My question was on Afghanistan funding: Is Afghanistan underfunded?
GM: His former executive assistant is now in Afghanistan and his letters are encouraging: We're trying to gain the confidence of the locals by bringing the roads, water, etc necessary to make a living. Gen. Myers would be surprised If it's a resource issue. We're asking for more troops from NATO. "The good thing about Afghanistan is that it has international attention."
The supplementals funding has a real impact on people trying to get things done.
Q. 7 The political tenor has changed in US - Any way to turn it back?
GM : Being a military officer, he has no solution but hopes that the leadership in Capitol Hill will realize that for the good of the country we're trying to make Iraq and Afghanistan a better place, and this has to be approached in a nonpartisan way. It seems that the motivation is to do the opposite. If the American people would call for that kind of answer, that the threat is serious, it would have an effect.
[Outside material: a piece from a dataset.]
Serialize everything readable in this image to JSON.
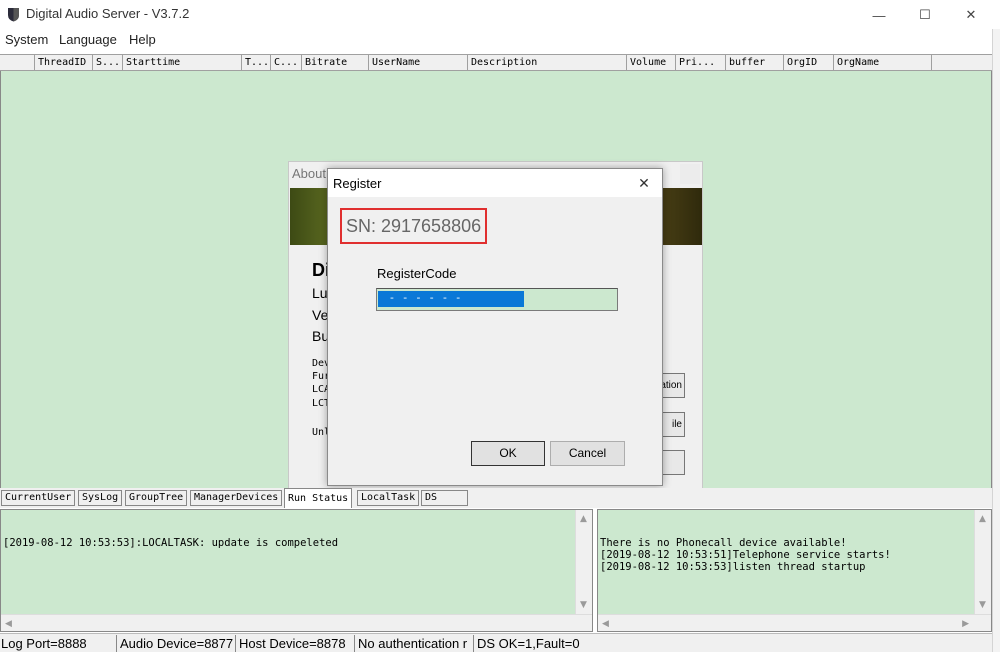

Q. 8 How about the funding issue breaking the military for years to come?
GM The General thinks it's hyperbole: all the services have been working very hard and equipment needs to be replaced; the realization has to be that there needs to be a stream of funding and, whle the budgets are pretty good, there needs to be a stream of funding to continue.
On the people side, all indicators are good – Army’s making all retention and recruiting except for reserves, which are at over 90%. We now also have a much stronger guard and reserve, much better than they were with a lot of experienced officers and NCOs.
My thanks to Claude Chafin for inviting me to participate in the call.